Lee Mulcahy: A living wage for resort workers
It all started with a letter last May titled “SkiCo and free speech” praising the Aspen Skiing Company’s rehiring of singer Dan Sheridan after he sang “Big Money” on SkiCo property and the return of the Daily News to SkiCo property after its censorship.
Afterwards, I received e-mails from SkiCo designed to shut me up, noting that I “should check with my supervisor about my job status.” (Note that the National Labor Relations Board is investigating SkiCo’s policy on freedom of speech in the employee handbook.)
In my passion for social justice, I felt we could pressure the ownership – Lester Crown, a billionaire who donates $1 million of tax-deductible money to the United Way’s Tocqueville Society which works to “promote a living wage necessary for healthy families” – into putting into practice what his philanthropy endorses . Perhaps, it would best be accomplished by an Aspen city-wide ordinance mandating a living wage from my friends at City Council who support me similar to Santa Fe or Chicago.

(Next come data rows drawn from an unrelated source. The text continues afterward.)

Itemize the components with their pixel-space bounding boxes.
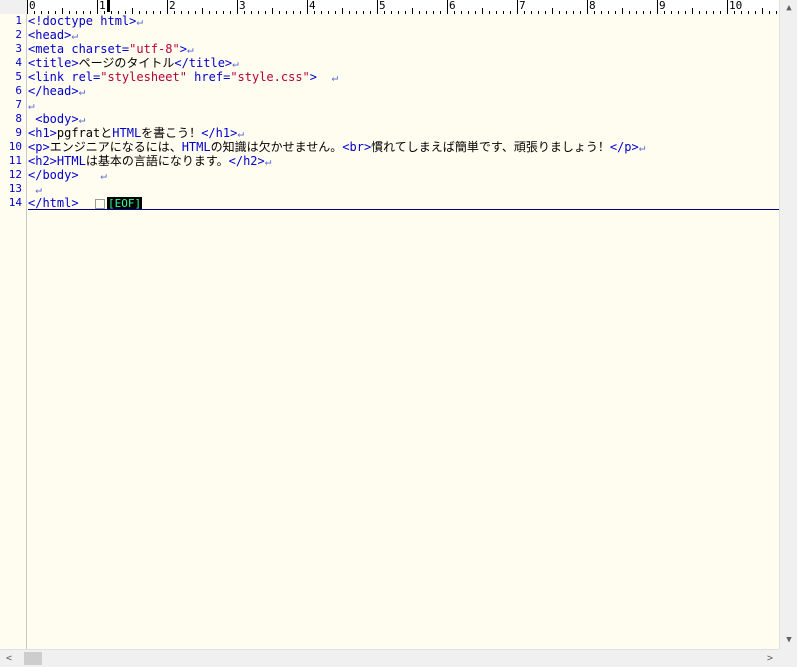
scroll-up-arrow-icon[interactable]: ▲: [780, 0, 797, 16]
code-line-6: </head>↵: [28, 84, 86, 98]
ruler-label-8: 8: [589, 0, 596, 12]
ruler-corner: [0, 0, 27, 14]
ruler-label-10: 10: [729, 0, 743, 12]
ruler-label-3: 3: [239, 0, 246, 12]
code-line-4: <title>ページのタイトル</title>↵: [28, 56, 239, 70]
line-number: 8: [15, 112, 22, 125]
ruler-label-9: 9: [659, 0, 666, 12]
code-line-9: <h1>pgfratとHTMLを書こう！</h1>↵: [28, 126, 244, 140]
newline-mark: ↵: [35, 183, 42, 196]
newline-mark: ↵: [100, 169, 107, 182]
line-number: 14: [8, 196, 22, 209]
newline-mark: ↵: [71, 29, 78, 42]
line-number-gutter: 1 2 3 4 5 6 7 8 9 10 11 12 13 14: [0, 14, 27, 649]
line-number: 1: [15, 14, 22, 27]
ruler-bar: 0 1 2 3 4 5 6 7 8 9 10: [0, 0, 779, 15]
code-line-1: <!doctype html>↵: [28, 14, 143, 28]
editor-text-area[interactable]: <!doctype html>↵ <head>↵ <meta charset="…: [28, 14, 779, 649]
code-line-11: <h2>HTMLは基本の言語になります。</h2>↵: [28, 154, 272, 168]
line-number: 7: [15, 98, 22, 111]
code-line-8: <body>↵: [28, 112, 86, 126]
newline-mark: ↵: [186, 43, 194, 56]
ruler-label-4: 4: [309, 0, 316, 12]
scroll-left-arrow-icon[interactable]: <: [0, 650, 18, 667]
scroll-down-arrow-icon[interactable]: ▼: [780, 632, 797, 648]
horizontal-scroll-thumb[interactable]: [24, 652, 42, 665]
newline-mark: ↵: [78, 113, 86, 126]
newline-mark: ↵: [78, 85, 86, 98]
code-line-7: ↵: [28, 98, 35, 112]
ruler-cursor-marker: [107, 0, 110, 12]
line-number: 2: [15, 28, 22, 41]
code-line-2: <head>↵: [28, 28, 78, 42]
gutter-divider: [26, 14, 27, 649]
ruler-label-2: 2: [169, 0, 176, 12]
ruler-label-1: 1: [99, 0, 106, 12]
newline-mark: ↵: [28, 99, 35, 112]
newline-mark: ↵: [237, 127, 244, 140]
ruler-ticks: [27, 0, 777, 14]
code-line-13: ↵: [28, 182, 42, 196]
code-line-5: <link rel="stylesheet" href="style.css">…: [28, 70, 339, 84]
ruler-label-7: 7: [519, 0, 526, 12]
newline-mark: ↵: [264, 155, 272, 168]
newline-mark: ↵: [331, 71, 339, 84]
newline-mark: ↵: [136, 15, 143, 28]
scrollbar-corner: [779, 649, 797, 666]
scroll-right-arrow-icon[interactable]: >: [761, 650, 779, 667]
line-number: 10: [8, 140, 22, 153]
text-editor[interactable]: 1 2 3 4 5 6 7 8 9 10 11 12 13 14 <!docty…: [0, 14, 779, 649]
line-number: 4: [15, 56, 22, 69]
ruler-label-0: 0: [29, 0, 36, 12]
ruler-label-5: 5: [379, 0, 386, 12]
line-number: 11: [8, 154, 22, 167]
line-number: 3: [15, 42, 22, 55]
full-width-space-box: [95, 198, 106, 209]
newline-mark: ↵: [232, 57, 239, 70]
line-number: 9: [15, 126, 22, 139]
line-number: 13: [8, 182, 22, 195]
line-number: 12: [8, 168, 22, 181]
code-line-14: </html> [EOF]: [28, 196, 143, 210]
column-ruler: 0 1 2 3 4 5 6 7 8 9 10: [27, 0, 779, 15]
code-line-10: <p>エンジニアになるには、HTMLの知識は欠かせません。<br>慣れてしまえば…: [28, 140, 646, 154]
horizontal-scrollbar[interactable]: < >: [0, 649, 779, 667]
line-number: 5: [15, 70, 22, 83]
code-line-12: </body> ↵: [28, 168, 107, 182]
newline-mark: ↵: [638, 141, 646, 154]
cursor-line-underline: [28, 209, 779, 210]
ruler-label-6: 6: [449, 0, 456, 12]
code-line-3: <meta charset="utf-8">↵: [28, 42, 194, 56]
vertical-scrollbar[interactable]: ▲ ▼: [779, 0, 797, 649]
line-number: 6: [15, 84, 22, 97]
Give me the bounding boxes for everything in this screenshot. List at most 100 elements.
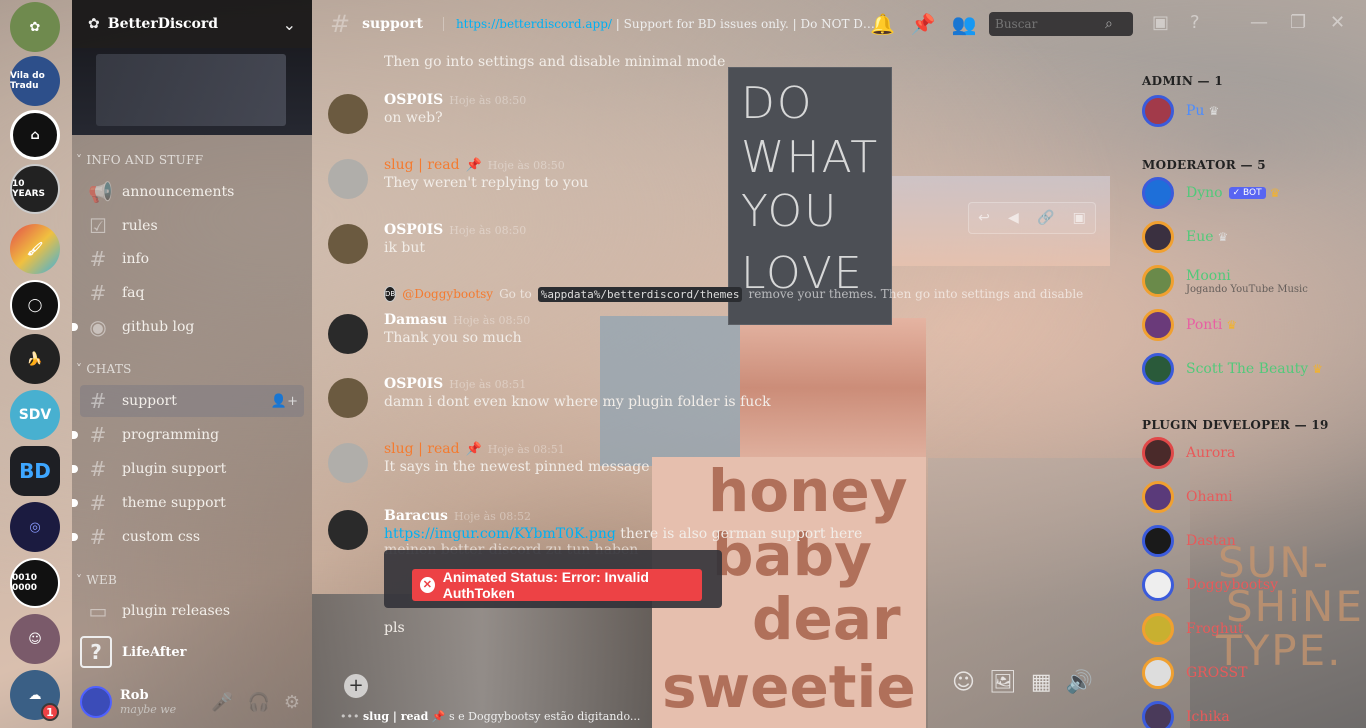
error-icon: ✕ [420,577,435,593]
message-author[interactable]: OSP0IS [384,376,443,392]
message-author[interactable]: OSP0IS [384,222,443,238]
bot-badge: ✓ BOT [1228,187,1266,199]
avatar[interactable] [328,378,368,418]
category-web[interactable]: ˅ WEB [76,573,117,587]
member-item[interactable]: Aurora [1142,432,1362,474]
member-item[interactable]: Scott The Beauty ♛ [1142,348,1362,390]
member-item[interactable]: Ohami [1142,476,1362,518]
topic-link[interactable]: https://betterdiscord.app/ [456,17,612,31]
reply-preview[interactable]: DB @Doggybootsy Go to %appdata%/betterdi… [384,286,1084,302]
channel-plugin-releases[interactable]: ▭ plugin releases [80,595,304,627]
server-icon-sdv[interactable]: SDV [10,390,60,440]
message-link[interactable]: https://imgur.com/KYbmT0K.png [384,526,616,542]
message: Damasu Hoje às 08:50 Thank you so much [328,312,1088,354]
channel-rules[interactable]: ☑ rules [80,210,304,242]
avatar[interactable] [328,94,368,134]
server-icon-circle[interactable]: ◯ [10,280,60,330]
hash-icon: # [89,247,107,271]
search-input[interactable] [995,17,1105,31]
pin-icon: 📌 [465,158,482,173]
guild-name: BetterDiscord [107,16,219,32]
message-author[interactable]: Damasu [384,312,447,328]
message-author[interactable]: OSP0IS [384,92,443,108]
error-toast[interactable]: ✕ Animated Status: Error: Invalid AuthTo… [412,569,702,601]
member-item[interactable]: Ichika [1142,696,1362,728]
minimize-icon[interactable]: — [1250,12,1268,33]
channel-plugin-support[interactable]: # plugin support [72,453,304,485]
channel-sidebar: ✿ BetterDiscord ⌄ ˅ INFO AND STUFF 📢 annou… [72,0,312,728]
server-icon-vila-do-tradu[interactable]: Vila do Tradu [10,56,60,106]
channel-github-log[interactable]: ◉ github log [72,311,304,343]
avatar[interactable] [80,686,112,718]
category-info-and-stuff[interactable]: ˅ INFO AND STUFF [76,153,203,167]
chevron-down-icon: ˅ [76,362,83,376]
gear-icon[interactable]: ⚙ [284,692,300,713]
server-icon-ring[interactable]: ◎ [10,502,60,552]
bell-icon[interactable]: 🔔 [870,12,895,36]
channel-faq[interactable]: # faq [80,277,304,309]
channel-announcements[interactable]: 📢 announcements [80,176,304,208]
guild-header[interactable]: ✿ BetterDiscord ⌄ [72,0,312,48]
message-author[interactable]: slug | read [384,441,460,457]
server-icon-logo[interactable]: ⌂ [10,110,60,160]
guild-banner [72,48,312,135]
channel-header: # support https://betterdiscord.app/ | S… [312,0,1366,48]
channel-custom-css[interactable]: # custom css [72,521,304,553]
message: OSP0IS Hoje às 08:50 ik but [328,222,1088,264]
member-item[interactable]: Ponti ♛ [1142,304,1362,346]
maximize-icon[interactable]: ❐ [1290,12,1306,33]
member-item[interactable]: Froghut [1142,608,1362,650]
message-author[interactable]: Baracus [384,508,448,524]
avatar[interactable] [328,224,368,264]
channel-theme-support[interactable]: # theme support [72,487,304,519]
server-icon-10-years[interactable]: 10 YEARS [10,164,60,214]
avatar[interactable] [328,443,368,483]
pin-icon: 📌 [465,442,482,457]
message: Baracus Hoje às 08:52 https://imgur.com/K… [328,508,1088,550]
emoji-icon[interactable]: ☺ [952,670,975,695]
search-box[interactable]: ⌕ [989,12,1133,36]
channel-topic[interactable]: https://betterdiscord.app/ | Support for… [442,17,883,31]
server-icon-anime[interactable]: ☺ [10,614,60,664]
member-item[interactable]: GROSST [1142,652,1362,694]
help-icon[interactable]: ? [1190,12,1200,33]
member-item[interactable]: Mooni Jogando YouTube Music [1142,260,1362,302]
headphones-icon[interactable]: 🎧 [247,692,269,713]
message-author[interactable]: slug | read [384,157,460,173]
members-icon[interactable]: 👥 [952,12,977,36]
member-item[interactable]: Eue ♛ [1142,216,1362,258]
server-icon-banana[interactable]: 🍌 [10,334,60,384]
member-item[interactable]: Pu ♛ [1142,90,1362,132]
channel-support[interactable]: # support 👤+ [80,385,304,417]
inbox-icon[interactable]: ▣ [1152,12,1169,33]
voice-channel-lifeafter[interactable]: ? LifeAfter [80,632,304,672]
image-icon[interactable]: 🖼 [989,670,1017,695]
megaphone-icon: 📢 [88,180,113,204]
role-header-admin: ADMIN — 1 [1142,74,1223,88]
chevron-down-icon: ˅ [76,573,83,587]
channel-info[interactable]: # info [80,243,304,275]
avatar[interactable] [328,510,368,550]
server-icon-betterdiscord[interactable]: BD [10,446,60,496]
member-item[interactable]: Dyno ✓ BOT ♛ [1142,172,1362,214]
gif-icon[interactable]: ▦ [1031,670,1052,695]
message: slug | read 📌 Hoje às 08:50 They weren't r… [328,157,1088,199]
volume-icon[interactable]: 🔊 [1066,670,1093,695]
channel-programming[interactable]: # programming [72,419,304,451]
avatar[interactable] [328,159,368,199]
add-user-icon[interactable]: 👤+ [271,394,298,409]
server-icon-binary[interactable]: 0010 0000 [10,558,60,608]
pin-icon[interactable]: 📌 [911,12,936,36]
add-attachment-icon[interactable]: + [344,674,368,698]
member-item[interactable]: Dastan [1142,520,1362,562]
microphone-icon[interactable]: 🎤 [211,692,233,713]
member-item[interactable]: Doggybootsy [1142,564,1362,606]
category-chats[interactable]: ˅ CHATS [76,362,132,376]
user-name: Rob [120,688,149,703]
close-icon[interactable]: ✕ [1330,12,1345,33]
avatar[interactable] [328,314,368,354]
server-icon-brush[interactable]: 🖌 [10,224,60,274]
message-input[interactable] [382,678,942,694]
server-icon-flower[interactable]: ✿ [10,2,60,52]
hash-icon: # [89,457,107,481]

This campaign is about economic injustice. We intend to raise the industry standard in Aspen, in Vail, in Breckenridge … all across the country. If we are successful in Aspen, it bodes well for the other resorts in Colorado.
Social protest has a long history in Aspen. And SkiCo has a long history of tolerance. We now pay $69 a day to beginning instructors for a lesson we charge $625. In Vail and Breckenridge, the pay borders on abuse.
But what if? That would be a company that deserves to be in Outside Magazine’s Top 10 employers … and one that I would be proud to work for.
In my May letter, I concluded with the following sentence: The struggle for our identity as a company and as a community continues just as it always has.